Star Trek: Enterprise "Sleeping Dogs"

Screenshot: CBS

Bu’kaH transmits a distress call when she achieves orbit. Enterprise takes the shuttle in tow with the grappler and brings it aboard. Bu’kaH takes out two security guards and almost takes out Tucker, but Archer is able to render her unconscious with his phase pistol. That’s why they pay him the captain money…

T’Pol, Reed, and Sato try to figure out how to operate the Klingon ship. Archer tries to pull off a rescue, but the Klingon ship has sunk too far for it to be safe to bring a shuttle pod down. So he brings Enterprise into the atmosphere, but the pressure is too much for the larger ship also, and they have to abort.

Bu’kaH regains consciousness and is convinced that the humans are behind the attack on their vessel. Phlox has detected a neurotoxin in Bu’kaH’s blood that is probably also responsible for rendering the rest of the crew comatose.

The boarding party finds the captain’s log: apparently they raided a Xarantine outpost. The neurotoxin was in the Xarantine ale that they looted and celebrated with. Archer, having failed when he asked Bu’kaH for help like a human, instead tries to think like a Klingon. He points out to Bu’kaH that to die of being poisoned by the booze you stole from a lesser race is not an honorable death.

Reed is getting dehydrated, and Sato and T’Pol go to the galley to get him some water. After seeing gagh and live targs for the first time, Sato starts to have an anxiety attack, but T’Pol is able to calm her down with a Vulcan meditation technique.

Screenshot: CBS

The boarding party fires the ship’s photon torpedoes to try to lift them higher in the atmosphere. The first few attempts don’t do much good, and it’s Sato who suggests firing a whole mess of torpedoes, draining the ship’s supply of them. This actually works, and brings the Klingon ship high enough that Archer and Bu’kaH can effect a rescue. Bu’kaH also brings Phlox’s cure for the neurotoxin, and administers it to her crew.

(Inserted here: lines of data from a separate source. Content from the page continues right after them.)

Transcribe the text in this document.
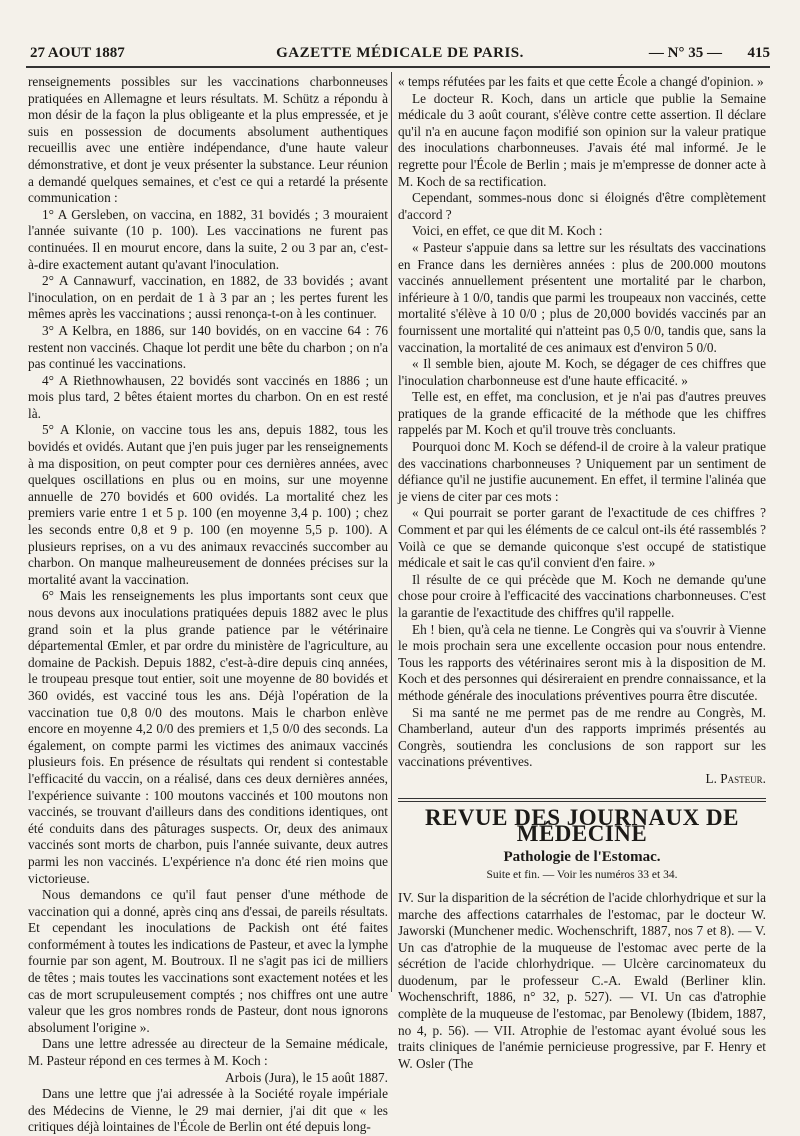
27 AOUT 1887	GAZETTE MÉDICALE DE PARIS.	— N° 35 — 415

renseignements possibles sur les vaccinations charbonneuses pratiquées en Allemagne et leurs résultats. M. Schütz a répondu à mon désir de la façon la plus obligeante et la plus empressée, et je suis en possession de documents absolument authentiques recueillis avec une entière indépendance, d'une haute valeur démonstrative, et dont je veux présenter la substance. Leur réunion a demandé quelques semaines, et c'est ce qui a retardé la présente communication :

1° A Gersleben, on vaccina, en 1882, 31 bovidés ; 3 mouraient l'année suivante (10 p. 100). Les vaccinations ne furent pas continuées. Il en mourut encore, dans la suite, 2 ou 3 par an, c'est-à-dire exactement autant qu'avant l'inoculation.

2° A Cannawurf, vaccination, en 1882, de 33 bovidés ; avant l'inoculation, on en perdait de 1 à 3 par an ; les pertes furent les mêmes après les vaccinations ; aussi renonça-t-on à les continuer.

3° A Kelbra, en 1886, sur 140 bovidés, on en vaccine 64 : 76 restent non vaccinés. Chaque lot perdit une bête du charbon ; on n'a pas continué les vaccinations.

4° A Riethnowhausen, 22 bovidés sont vaccinés en 1886 ; un mois plus tard, 2 bêtes étaient mortes du charbon. On en est resté là.

5° A Klonie, on vaccine tous les ans, depuis 1882, tous les bovidés et ovidés. Autant que j'en puis juger par les renseignements à ma disposition, on peut compter pour ces dernières années, avec quelques oscillations en plus ou en moins, sur une moyenne annuelle de 270 bovidés et 600 ovidés. La mortalité chez les premiers varie entre 1 et 5 p. 100 (en moyenne 3,4 p. 100) ; chez les seconds entre 0,8 et 9 p. 100 (en moyenne 5,5 p. 100). A plusieurs reprises, on a vu des animaux revaccinés succomber au charbon. On manque malheureusement de données précises sur la mortalité avant la vaccination.

6° Mais les renseignements les plus importants sont ceux que nous devons aux inoculations pratiquées depuis 1882 avec le plus grand soin et la plus grande patience par le vétérinaire départemental Œmler, et par ordre du ministère de l'agriculture, au domaine de Packish. Depuis 1882, c'est-à-dire depuis cinq années, le troupeau presque tout entier, soit une moyenne de 80 bovidés et 360 ovidés, est vacciné tous les ans. Déjà l'opération de la vaccination tue 0,8 0/0 des moutons. Mais le charbon enlève encore en moyenne 4,2 0/0 des premiers et 1,5 0/0 des seconds. La également, on compte parmi les victimes des animaux vaccinés plusieurs fois. En présence de résultats qui rendent si contestable l'efficacité du vaccin, on a réalisé, dans ces deux dernières années, l'expérience suivante : 100 moutons vaccinés et 100 moutons non vaccinés, se trouvant d'ailleurs dans des conditions identiques, ont été conduits dans des pâturages suspects. Or, deux des animaux vaccinés sont morts de charbon, puis l'année suivante, deux autres parmi les non vaccinés. L'expérience n'a donc été rien moins que victorieuse.

Nous demandons ce qu'il faut penser d'une méthode de vaccination qui a donné, après cinq ans d'essai, de pareils résultats. Et cependant les inoculations de Packish ont été faites conformément à toutes les indications de Pasteur, et avec la lymphe fournie par son agent, M. Boutroux. Il ne s'agit pas ici de milliers de têtes ; mais toutes les vaccinations sont exactement notées et les cas de mort scrupuleusement comptés ; nos chiffres ont une autre valeur que les gros nombres ronds de Pasteur, dont nous ignorons absolument l'origine ».

Dans une lettre adressée au directeur de la Semaine médicale, M. Pasteur répond en ces termes à M. Koch :

Arbois (Jura), le 15 août 1887.

Dans une lettre que j'ai adressée à la Société royale impériale des Médecins de Vienne, le 29 mai dernier, j'ai dit que « les critiques déjà lointaines de l'École de Berlin ont été depuis long-

« temps réfutées par les faits et que cette École a changé d'opinion. »

Le docteur R. Koch, dans un article que publie la Semaine médicale du 3 août courant, s'élève contre cette assertion. Il déclare qu'il n'a en aucune façon modifié son opinion sur la valeur pratique des inoculations charbonneuses. J'avais été mal informé. Je le regrette pour l'École de Berlin ; mais je m'empresse de donner acte à M. Koch de sa rectification.

Cependant, sommes-nous donc si éloignés d'être complètement d'accord ?

Voici, en effet, ce que dit M. Koch :

« Pasteur s'appuie dans sa lettre sur les résultats des vaccinations en France dans les dernières années : plus de 200.000 moutons vaccinés annuellement présentent une mortalité par le charbon, inférieure à 1 0/0, tandis que parmi les troupeaux non vaccinés, cette mortalité s'élève à 10 0/0 ; plus de 20,000 bovidés vaccinés par an fournissent une mortalité qui n'atteint pas 0,5 0/0, tandis que, sans la vaccination, la mortalité de ces animaux est d'environ 5 0/0.

« Il semble bien, ajoute M. Koch, se dégager de ces chiffres que l'inoculation charbonneuse est d'une haute efficacité. »

Telle est, en effet, ma conclusion, et je n'ai pas d'autres preuves pratiques de la grande efficacité de la méthode que les chiffres rappelés par M. Koch et qu'il trouve très concluants.

Pourquoi donc M. Koch se défend-il de croire à la valeur pratique des vaccinations charbonneuses ? Uniquement par un sentiment de défiance qu'il ne justifie aucunement. En effet, il termine l'alinéa que je viens de citer par ces mots :

« Qui pourrait se porter garant de l'exactitude de ces chiffres ? Comment et par qui les éléments de ce calcul ont-ils été rassemblés ? Voilà ce que se demande quiconque s'est occupé de statistique médicale et sait le cas qu'il convient d'en faire. »

Il résulte de ce qui précède que M. Koch ne demande qu'une chose pour croire à l'efficacité des vaccinations charbonneuses. C'est la garantie de l'exactitude des chiffres qu'il rappelle.

Eh ! bien, qu'à cela ne tienne. Le Congrès qui va s'ouvrir à Vienne le mois prochain sera une excellente occasion pour nous entendre. Tous les rapports des vétérinaires seront mis à la disposition de M. Koch et des personnes qui désireraient en prendre connaissance, et la méthode générale des inoculations préventives pourra être discutée.

Si ma santé ne me permet pas de me rendre au Congrès, M. Chamberland, auteur d'un des rapports imprimés présentés au Congrès, soutiendra les conclusions de son rapport sur les vaccinations préventives.

L. Pasteur.

REVUE DES JOURNAUX DE MÉDECINE
Pathologie de l'Estomac.
Suite et fin. — Voir les numéros 33 et 34.

IV. Sur la disparition de la sécrétion de l'acide chlorhydrique et sur la marche des affections catarrhales de l'estomac, par le docteur W. Jaworski (Munchener medic. Wochenschrift, 1887, nos 7 et 8). — V. Un cas d'atrophie de la muqueuse de l'estomac avec perte de la sécrétion de l'acide chlorhydrique. — Ulcère carcinomateux du duodenum, par le professeur C.-A. Ewald (Berliner klin. Wochenschrift, 1886, n° 32, p. 527). — VI. Un cas d'atrophie complète de la muqueuse de l'estomac, par Benolewy (Ibidem, 1887, no 4, p. 56). — VII. Atrophie de l'estomac ayant évolué sous les traits cliniques de l'anémie pernicieuse progressive, par F. Henry et W. Osler (The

The Klingon ship—which is called the Somraw—breaks atmosphere and comes into orbit. The captain immediately threatens Enterprise. Archer calls his bluff, saying that his ship is barely holding it together and also that he knows for a fact that they’re out of torpedoes.

Everyone goes their separate ways. T’Pol, Sato, and Reed enjoy their stay in the decon chamber, which is refreshingly not stinky.

Can’t we just reverse the polarity? The magnetic fields of a gas giant’s atmosphere give off odd sounds when scanned. Mayweather refers to them as “siren calls,” and they used to give him nightmares as a kid when the Horizon passed by a gas giant. 

The gazelle speech. Archer is frustrated when trying to deal with Klingons. This will be a running theme…

I’ve been trained to tolerate offensive situations. T’Pol uses a meditation technique on Sato that seem to use Vulcan touch telepathy to some extent, though that’s never said out loud. Given the proscription against mind-melding that will be established in “Stigma,” this is particularly interesting…

Florida Man. Florida Man Keeps Chair Warm For Captain While Captain Does All The Fun Stuff.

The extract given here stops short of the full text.